Drei junge Leute im Alter von 15-17 Jahren hatten, wie uns geschrieben wird, abends gegen 9 Uhr eine Radfahrt gemacht und sich auf dem Rückwege nach Blumberg, halbwegs zwischen der Heide und dem Dorfe, ausgeruht. Einer von ihnen zündete sich beim Wiederaufbruch eine Zigarette an. Beim Aufsteigen sah einer von den dreien einen fremden Radler sich ihnen von der Heide auf dem selben Wege nähern. Die jungen Leute fuhren dann ziemlich flott ab, und kurz vor dem Bahnübergang hörte der letzte den Fremden rufen: "Wer nicht anhält, den schieße ich vom Rad". Dieser Warnung folgte der letzte. Einen Augenblick später war der Fremde neben ihm auf dem Bahnübergang, legte sein Rad nieder und schoß auf die beiden anderen, glücklicherweise ohne zu treffen.

Es stellte sich dann heraus, daß der Schütze der Jagdaufseher des Pächsters der Gemeindejagd war. Er war aber in der Entfernung und bei der Dunkelheit als Jagdschutzbeamter nicht zu erkennen. Angeblich hat er das Aufblitzen des Handfeuerzeuges, als der eine der drei jungen Leute sich eine Zigarette anzündete, für das Mündungsfeuer einer Waffe gehalten und ist dadurch in den Glauben versetzt worden, es hier mit Wilddieben oder doch zumindest mit Leuten zu tun zu haben, die unberechtigt eine Waffe führen. ...

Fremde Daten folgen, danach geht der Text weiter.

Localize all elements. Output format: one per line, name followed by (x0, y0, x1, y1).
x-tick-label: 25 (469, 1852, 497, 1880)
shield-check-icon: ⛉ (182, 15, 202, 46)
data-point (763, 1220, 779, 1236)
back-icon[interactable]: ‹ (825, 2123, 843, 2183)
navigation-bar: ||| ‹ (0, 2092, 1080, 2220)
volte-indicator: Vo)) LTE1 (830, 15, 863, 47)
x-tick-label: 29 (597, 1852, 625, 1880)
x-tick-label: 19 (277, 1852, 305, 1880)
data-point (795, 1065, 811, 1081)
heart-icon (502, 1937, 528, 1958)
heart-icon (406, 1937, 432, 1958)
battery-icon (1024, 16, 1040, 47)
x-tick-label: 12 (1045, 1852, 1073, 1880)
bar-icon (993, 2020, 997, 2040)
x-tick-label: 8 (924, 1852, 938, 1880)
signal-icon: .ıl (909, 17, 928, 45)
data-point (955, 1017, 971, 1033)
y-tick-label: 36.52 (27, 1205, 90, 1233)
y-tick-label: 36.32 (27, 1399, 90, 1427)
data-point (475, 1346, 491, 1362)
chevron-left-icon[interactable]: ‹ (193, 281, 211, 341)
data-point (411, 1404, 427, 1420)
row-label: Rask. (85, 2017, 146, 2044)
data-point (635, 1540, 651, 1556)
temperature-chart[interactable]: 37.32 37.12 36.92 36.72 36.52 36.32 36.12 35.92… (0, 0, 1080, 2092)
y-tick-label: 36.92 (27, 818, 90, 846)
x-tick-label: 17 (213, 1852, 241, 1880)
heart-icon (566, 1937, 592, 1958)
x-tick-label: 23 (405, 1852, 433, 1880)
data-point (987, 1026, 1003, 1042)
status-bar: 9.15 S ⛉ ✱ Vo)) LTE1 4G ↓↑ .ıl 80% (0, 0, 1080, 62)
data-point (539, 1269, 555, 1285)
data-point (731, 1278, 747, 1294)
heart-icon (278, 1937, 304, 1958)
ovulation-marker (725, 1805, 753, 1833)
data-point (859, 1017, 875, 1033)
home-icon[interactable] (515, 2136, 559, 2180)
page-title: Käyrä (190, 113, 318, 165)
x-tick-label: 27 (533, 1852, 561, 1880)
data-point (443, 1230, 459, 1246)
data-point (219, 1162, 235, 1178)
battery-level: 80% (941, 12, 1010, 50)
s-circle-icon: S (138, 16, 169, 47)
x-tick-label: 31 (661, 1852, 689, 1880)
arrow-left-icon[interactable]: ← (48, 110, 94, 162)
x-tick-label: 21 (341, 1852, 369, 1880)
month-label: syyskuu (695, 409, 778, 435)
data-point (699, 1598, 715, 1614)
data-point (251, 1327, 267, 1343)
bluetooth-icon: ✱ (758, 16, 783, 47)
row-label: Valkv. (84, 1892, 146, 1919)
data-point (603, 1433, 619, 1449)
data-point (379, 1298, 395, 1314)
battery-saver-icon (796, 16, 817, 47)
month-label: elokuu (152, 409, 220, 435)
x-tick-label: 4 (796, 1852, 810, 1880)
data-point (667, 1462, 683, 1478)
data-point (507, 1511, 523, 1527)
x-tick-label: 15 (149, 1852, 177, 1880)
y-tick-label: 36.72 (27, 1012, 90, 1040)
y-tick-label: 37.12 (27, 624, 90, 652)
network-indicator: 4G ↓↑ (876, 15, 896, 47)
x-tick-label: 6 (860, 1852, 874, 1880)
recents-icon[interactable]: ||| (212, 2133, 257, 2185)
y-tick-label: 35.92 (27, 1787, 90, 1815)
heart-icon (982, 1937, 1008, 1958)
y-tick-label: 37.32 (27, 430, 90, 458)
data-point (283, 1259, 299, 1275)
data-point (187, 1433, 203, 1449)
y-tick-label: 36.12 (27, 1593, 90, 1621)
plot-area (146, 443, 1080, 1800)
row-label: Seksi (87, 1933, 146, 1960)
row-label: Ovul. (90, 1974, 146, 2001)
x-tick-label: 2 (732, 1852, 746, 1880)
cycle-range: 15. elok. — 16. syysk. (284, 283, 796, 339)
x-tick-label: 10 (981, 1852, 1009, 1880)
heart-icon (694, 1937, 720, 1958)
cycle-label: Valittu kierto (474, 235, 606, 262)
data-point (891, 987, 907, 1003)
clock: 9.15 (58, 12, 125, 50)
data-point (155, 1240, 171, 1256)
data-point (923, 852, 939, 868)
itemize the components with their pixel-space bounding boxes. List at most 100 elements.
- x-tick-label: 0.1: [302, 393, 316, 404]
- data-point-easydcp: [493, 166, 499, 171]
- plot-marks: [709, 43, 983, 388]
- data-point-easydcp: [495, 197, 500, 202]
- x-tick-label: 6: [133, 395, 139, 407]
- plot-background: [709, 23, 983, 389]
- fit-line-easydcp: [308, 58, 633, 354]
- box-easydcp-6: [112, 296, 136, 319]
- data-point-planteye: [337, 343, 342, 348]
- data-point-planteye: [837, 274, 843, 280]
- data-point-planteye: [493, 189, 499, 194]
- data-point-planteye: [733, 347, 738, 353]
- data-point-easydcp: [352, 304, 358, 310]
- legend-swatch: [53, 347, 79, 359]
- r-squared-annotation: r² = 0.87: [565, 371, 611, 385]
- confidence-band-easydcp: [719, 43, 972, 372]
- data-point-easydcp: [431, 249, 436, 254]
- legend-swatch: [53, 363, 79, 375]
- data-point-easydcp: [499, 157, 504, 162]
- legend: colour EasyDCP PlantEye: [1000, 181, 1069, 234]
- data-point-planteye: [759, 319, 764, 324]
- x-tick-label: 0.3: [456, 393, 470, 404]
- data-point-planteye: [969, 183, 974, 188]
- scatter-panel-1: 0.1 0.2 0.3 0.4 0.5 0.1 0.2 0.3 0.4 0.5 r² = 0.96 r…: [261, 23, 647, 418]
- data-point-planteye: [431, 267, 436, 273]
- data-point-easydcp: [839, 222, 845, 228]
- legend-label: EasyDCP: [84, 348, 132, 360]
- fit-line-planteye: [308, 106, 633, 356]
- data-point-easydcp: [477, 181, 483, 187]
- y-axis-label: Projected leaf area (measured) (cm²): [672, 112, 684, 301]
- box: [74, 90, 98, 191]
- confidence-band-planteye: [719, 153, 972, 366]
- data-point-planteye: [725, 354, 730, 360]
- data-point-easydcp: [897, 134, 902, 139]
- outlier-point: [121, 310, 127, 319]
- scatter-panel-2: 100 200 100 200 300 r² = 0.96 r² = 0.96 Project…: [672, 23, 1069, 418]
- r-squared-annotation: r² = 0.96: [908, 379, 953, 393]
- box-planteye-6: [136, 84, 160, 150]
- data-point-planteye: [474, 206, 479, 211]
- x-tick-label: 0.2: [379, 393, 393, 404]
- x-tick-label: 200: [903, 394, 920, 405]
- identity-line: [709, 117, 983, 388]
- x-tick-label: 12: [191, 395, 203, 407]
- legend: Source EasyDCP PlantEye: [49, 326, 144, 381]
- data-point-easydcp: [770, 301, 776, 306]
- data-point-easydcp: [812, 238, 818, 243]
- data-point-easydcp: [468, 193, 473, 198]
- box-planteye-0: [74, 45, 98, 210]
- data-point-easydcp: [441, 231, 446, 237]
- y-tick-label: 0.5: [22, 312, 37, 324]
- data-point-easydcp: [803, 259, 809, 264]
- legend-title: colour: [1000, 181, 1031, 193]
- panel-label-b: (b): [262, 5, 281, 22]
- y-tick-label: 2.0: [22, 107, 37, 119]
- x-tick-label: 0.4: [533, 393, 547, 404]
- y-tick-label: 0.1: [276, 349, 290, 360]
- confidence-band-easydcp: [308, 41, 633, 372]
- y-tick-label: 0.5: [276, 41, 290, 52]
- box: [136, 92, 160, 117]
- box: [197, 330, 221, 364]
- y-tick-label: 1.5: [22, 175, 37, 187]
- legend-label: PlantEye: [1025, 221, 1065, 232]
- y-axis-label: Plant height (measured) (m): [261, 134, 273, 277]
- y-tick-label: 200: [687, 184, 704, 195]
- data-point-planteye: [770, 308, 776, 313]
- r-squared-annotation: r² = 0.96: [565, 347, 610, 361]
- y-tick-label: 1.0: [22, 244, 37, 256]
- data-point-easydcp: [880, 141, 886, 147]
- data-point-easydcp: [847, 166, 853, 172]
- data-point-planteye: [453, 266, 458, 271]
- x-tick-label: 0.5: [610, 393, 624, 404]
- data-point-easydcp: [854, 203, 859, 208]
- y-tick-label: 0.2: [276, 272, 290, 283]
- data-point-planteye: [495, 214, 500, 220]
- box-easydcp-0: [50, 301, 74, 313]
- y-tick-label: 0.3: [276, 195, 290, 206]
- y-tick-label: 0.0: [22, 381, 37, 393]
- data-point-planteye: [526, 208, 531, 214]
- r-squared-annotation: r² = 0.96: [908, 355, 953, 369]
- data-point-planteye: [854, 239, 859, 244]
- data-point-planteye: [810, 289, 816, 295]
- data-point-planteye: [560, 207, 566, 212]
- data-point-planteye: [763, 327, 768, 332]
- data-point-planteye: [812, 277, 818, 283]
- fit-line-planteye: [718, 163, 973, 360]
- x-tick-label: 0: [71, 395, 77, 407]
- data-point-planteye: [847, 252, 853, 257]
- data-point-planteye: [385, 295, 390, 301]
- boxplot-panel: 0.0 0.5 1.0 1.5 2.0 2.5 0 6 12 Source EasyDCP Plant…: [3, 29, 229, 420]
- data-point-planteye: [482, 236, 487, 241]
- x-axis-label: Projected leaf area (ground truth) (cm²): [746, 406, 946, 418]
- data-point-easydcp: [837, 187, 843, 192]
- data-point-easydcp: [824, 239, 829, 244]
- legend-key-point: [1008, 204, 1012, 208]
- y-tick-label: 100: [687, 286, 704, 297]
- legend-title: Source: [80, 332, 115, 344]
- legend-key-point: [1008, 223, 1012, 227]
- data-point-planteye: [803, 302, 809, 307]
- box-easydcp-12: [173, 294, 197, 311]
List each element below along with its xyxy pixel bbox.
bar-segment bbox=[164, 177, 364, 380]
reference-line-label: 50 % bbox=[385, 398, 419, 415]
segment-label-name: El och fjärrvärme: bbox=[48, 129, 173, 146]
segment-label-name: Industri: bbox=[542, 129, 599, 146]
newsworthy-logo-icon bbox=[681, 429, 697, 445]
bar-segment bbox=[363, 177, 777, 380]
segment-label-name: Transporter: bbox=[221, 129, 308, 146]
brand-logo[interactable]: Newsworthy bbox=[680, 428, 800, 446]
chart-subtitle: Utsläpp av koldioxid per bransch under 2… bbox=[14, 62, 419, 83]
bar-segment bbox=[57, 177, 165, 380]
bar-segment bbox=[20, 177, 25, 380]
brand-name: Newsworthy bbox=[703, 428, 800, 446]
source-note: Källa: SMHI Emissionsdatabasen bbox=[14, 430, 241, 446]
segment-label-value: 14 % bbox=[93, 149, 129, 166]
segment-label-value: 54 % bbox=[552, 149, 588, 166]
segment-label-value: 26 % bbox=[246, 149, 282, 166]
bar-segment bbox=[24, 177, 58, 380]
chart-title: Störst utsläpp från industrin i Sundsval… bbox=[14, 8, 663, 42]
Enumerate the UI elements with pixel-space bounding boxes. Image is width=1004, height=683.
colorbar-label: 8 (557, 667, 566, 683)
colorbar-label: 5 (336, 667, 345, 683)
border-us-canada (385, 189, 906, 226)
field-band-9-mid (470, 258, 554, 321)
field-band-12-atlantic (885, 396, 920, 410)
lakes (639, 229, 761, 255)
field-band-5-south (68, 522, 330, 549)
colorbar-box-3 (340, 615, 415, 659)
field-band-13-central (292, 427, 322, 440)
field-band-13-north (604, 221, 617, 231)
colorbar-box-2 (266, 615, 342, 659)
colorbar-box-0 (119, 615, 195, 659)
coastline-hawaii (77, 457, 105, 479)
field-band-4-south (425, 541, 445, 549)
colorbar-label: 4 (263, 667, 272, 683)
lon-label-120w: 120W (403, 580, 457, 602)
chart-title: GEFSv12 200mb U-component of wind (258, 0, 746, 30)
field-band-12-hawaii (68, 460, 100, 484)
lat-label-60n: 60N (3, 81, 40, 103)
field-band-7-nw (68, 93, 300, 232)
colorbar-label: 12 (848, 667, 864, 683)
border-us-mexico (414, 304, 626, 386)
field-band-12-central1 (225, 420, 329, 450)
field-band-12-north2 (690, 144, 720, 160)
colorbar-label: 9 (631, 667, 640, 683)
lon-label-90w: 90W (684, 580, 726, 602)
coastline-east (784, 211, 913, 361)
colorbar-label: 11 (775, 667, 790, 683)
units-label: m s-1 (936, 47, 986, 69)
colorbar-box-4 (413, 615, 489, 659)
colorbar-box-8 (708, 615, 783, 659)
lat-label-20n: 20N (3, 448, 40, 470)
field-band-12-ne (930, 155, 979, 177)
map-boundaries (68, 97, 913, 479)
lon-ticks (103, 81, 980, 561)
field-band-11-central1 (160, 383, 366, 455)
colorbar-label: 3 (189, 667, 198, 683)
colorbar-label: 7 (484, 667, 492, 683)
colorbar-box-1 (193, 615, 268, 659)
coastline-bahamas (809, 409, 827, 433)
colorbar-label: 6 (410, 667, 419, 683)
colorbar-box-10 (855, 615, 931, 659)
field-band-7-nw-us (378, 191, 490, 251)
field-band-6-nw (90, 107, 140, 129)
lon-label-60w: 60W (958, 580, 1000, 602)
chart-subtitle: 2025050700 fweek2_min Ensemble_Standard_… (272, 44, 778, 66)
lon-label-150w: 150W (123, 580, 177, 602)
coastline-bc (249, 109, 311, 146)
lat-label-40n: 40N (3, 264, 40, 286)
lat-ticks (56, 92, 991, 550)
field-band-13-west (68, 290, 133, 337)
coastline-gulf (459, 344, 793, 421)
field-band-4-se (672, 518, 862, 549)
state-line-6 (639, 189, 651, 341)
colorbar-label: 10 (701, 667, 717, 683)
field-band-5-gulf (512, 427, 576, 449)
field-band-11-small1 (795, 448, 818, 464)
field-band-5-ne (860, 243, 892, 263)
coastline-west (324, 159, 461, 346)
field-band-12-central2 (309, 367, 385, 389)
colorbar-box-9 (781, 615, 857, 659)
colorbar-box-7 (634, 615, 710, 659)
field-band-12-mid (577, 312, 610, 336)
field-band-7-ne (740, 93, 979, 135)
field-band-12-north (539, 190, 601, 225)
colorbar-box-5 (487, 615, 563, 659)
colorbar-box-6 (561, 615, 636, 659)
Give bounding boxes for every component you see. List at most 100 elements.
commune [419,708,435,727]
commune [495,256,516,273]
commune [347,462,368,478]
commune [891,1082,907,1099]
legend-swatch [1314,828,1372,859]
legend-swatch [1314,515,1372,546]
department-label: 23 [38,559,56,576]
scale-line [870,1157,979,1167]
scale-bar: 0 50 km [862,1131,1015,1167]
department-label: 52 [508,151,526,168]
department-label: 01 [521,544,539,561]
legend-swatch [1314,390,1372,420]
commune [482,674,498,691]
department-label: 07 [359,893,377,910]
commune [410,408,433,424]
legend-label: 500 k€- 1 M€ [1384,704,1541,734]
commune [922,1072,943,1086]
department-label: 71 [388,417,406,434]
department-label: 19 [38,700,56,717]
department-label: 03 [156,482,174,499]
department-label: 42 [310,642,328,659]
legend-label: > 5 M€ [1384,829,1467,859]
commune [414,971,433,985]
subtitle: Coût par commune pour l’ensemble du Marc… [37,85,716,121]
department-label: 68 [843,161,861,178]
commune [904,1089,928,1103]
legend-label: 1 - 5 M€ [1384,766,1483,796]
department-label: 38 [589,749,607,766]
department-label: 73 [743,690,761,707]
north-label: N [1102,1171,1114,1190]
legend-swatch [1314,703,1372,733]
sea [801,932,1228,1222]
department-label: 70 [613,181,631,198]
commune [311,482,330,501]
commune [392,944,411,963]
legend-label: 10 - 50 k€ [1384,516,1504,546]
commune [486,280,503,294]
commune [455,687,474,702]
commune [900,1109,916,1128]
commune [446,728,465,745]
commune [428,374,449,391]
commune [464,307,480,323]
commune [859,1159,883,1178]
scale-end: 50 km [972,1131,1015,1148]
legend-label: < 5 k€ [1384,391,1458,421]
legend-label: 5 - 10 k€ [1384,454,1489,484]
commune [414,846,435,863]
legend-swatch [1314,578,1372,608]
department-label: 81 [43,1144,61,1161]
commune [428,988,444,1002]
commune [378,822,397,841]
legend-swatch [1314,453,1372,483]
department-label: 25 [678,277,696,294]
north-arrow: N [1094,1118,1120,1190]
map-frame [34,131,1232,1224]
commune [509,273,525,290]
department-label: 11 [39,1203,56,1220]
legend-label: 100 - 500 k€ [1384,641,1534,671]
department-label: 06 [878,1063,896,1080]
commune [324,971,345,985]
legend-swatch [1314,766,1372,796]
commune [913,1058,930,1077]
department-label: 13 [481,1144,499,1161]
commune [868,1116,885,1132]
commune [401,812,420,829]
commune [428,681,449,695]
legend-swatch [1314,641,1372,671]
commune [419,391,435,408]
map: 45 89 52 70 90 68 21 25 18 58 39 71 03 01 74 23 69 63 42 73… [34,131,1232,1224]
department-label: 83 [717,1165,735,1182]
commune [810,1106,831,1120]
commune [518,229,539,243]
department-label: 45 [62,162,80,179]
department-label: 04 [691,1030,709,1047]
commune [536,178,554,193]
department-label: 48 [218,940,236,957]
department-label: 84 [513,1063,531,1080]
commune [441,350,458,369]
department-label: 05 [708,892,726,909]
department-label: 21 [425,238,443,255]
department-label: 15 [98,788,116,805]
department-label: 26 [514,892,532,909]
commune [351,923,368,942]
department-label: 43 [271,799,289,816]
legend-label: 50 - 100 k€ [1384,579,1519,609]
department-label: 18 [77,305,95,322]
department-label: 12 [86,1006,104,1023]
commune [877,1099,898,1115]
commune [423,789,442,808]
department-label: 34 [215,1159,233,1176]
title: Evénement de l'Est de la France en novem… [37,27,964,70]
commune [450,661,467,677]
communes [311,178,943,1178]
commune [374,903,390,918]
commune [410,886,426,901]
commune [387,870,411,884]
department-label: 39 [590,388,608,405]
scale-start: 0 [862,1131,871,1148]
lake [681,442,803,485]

Ganz folgenlos ist dieser Vorfall aber für den übereifrigen Jagdaufseher nicht geblieben, wie einge Wochen später (am 10. September 1928) in der gleichen Zeitung zu lesen war:

Blumberg.Über einen Zwischenfall, an dem drei auswärtige junge Leute und der Jagdpächter beteiligt waren, berichteten wir zu Anfang des vorigen Monats. Bekanntlich hatte der Jagdpächter auf zwei der jungen Leute geschossen, glücklicherweise, ohne zu treffen. Das Landratsamt hat dem Jagdaufseher nun den Jagdschein abnehmen lassen. Eine weitere Klärung dieser Angelegenheit wird die Gerichtsverhandlung bringen.